A primeira decorrência da inovação é, assim, a resistência - natural,
compreensível - e, historicamente, vencível, das concepções conservadoras,
formadas no mundo "do passado", ou que "está passando".
O paradigma, aceito, imposto, por costume, ou por cultura, tende a resistir,
mas termina cedendo, sempre, ao valor, e à força, desigual, da evidência do
melhor meio de solução de obstáculos.
Entrechoques históricos - do disco com o rádio; do cinema com a TV; agora, da
TV analógica com as convergentes mídias digitais - foram, e serão, sempre
resolvidos à luz da compreensão e da análise da busca humana por novos meios
de comunicação.
Setores da sociedade variam, no grau, e níveis, desta resistência, definindo o
tempo - nunca a possibilidade - da mudança.
A inovação tecnológica na comunicação não segue o costume; o costume persegue,
por vezes de forma sôfrega, a novidade consolidada.
Fixado este ponto, viu-se, recentemente, que São Paulo - o Estado pujante da
Federação - tomou a iniciativa de uma primeira videoconferência: na Justiça.
A arrojada decisão judiciária fez com que um determinado réu fosse
interrogado, por um Juiz, à distância, ou, como se diz no jargão tecnológico,
remotamente, com do uso de recurso de telecomunicação, especificamente, de uma
videoconferência ("ponto-a-ponto").
Na prática, o Juiz, no fórum, o réu, na prisão, estiveram "juntos",
ciberneticamente, por alguns momentos e para a finalidade de uma específica
"conversa", através de um sistema de telecomunicações que, em tempo real,
colocou-os "tête-a-tête" (com uso de telas e câmeras de vídeo).

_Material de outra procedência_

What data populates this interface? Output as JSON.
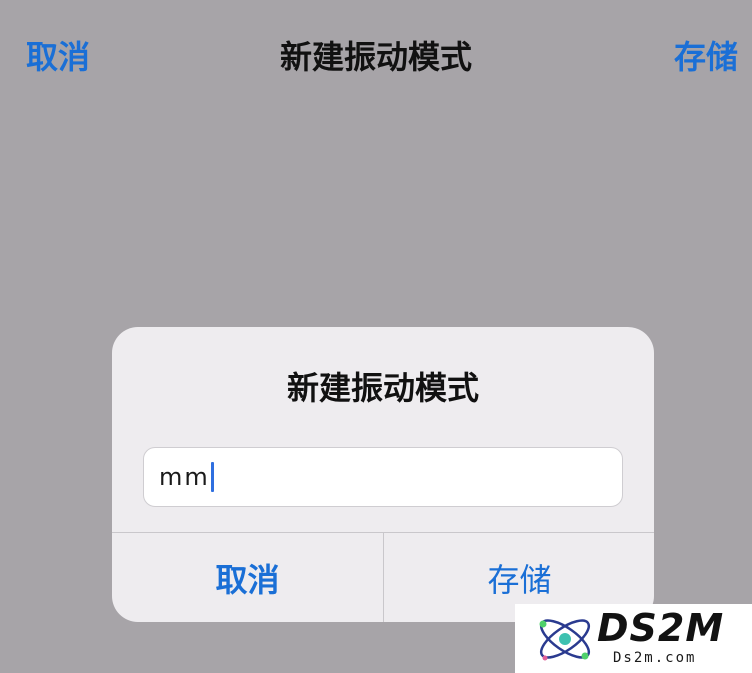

Foram trocados, naquele histórico evento "ponto-a-ponto", conteúdos
informativos de repercussão jurídica: perguntas, respostas, esclarecimentos,
dados que trafegaram, de um ponto a outro, por via da tecnologia da informação
que o país hoje disponibiliza, não apenas àquela modalidade de aplicação
público-oficial, mas ao universo da população, por intermédio de suas
prestadoras (operadoras de telecomunicações), conforme regulamento editado
pela agência apropriada (ANATEL).
Pois aquele ato cibernético, do clássico interrogatório do réu - o mesmo
interrogatório que os filmes de cinema mostram com grande destaque, e
eloqüência, nos cinematográficos Tribunais americanos - foi concluído, no
Brasil, à distância, sem a necessidade de deslocamento físico qualquer (do
réu, no presídio, ao fórum; do Juiz, no fórum, ao presídio).
Por isso, a comunidade cibernética, astros todos de um, digamos, ciberespaço
brasileiro, se regozijaram e entraram em festa: sinos tocaram, num símbolo de
que, talvez, Edison, Marconi, e os outros todos da encantada tecnologia da
informação dos séculos passados, estariam conspirando, a esta altura, para que
a Justiça brasileira pudesse finalmente por um "pé" no que há de arrojado e
avançado da era cibernética.
Juiz e réu interconectados, não mais tête-à-tête"; não mais camburões
indignos, de "carregamentos" de presos aos fóruns; não mais o desfilar de
detentos e familiares por corredores forenses, no "show" miserável das
entranhas sociais; não mais o custo alto-operacional, dos empenhos policiais,
em escoltas e transportes; não mais o dispêndio de policiais diários, nas
permanências prolongadas em dependências forenses.
Não mais, enfim, o paradigma do passado: agora, o novo paradigma, o do
presente!
Eis que surge, então, a resistência - clássica, histórica, natural,
compreensível, mas seguramente removível.
Entidades congregadoras de profissionais da área jurídica invocaram, quanto ao
vídeointerrogatório de SP, anômalo direito de comparecimento físico do réu ao
local sempre-físico de trabalho do Juiz, para objetarem a prática daquele
interrogatório por videoconferência.
Querem, em suma, seja vetado o uso do recurso tecnológico da vídeo
"ponto-a-ponto" nos serviços da Justiça criminal.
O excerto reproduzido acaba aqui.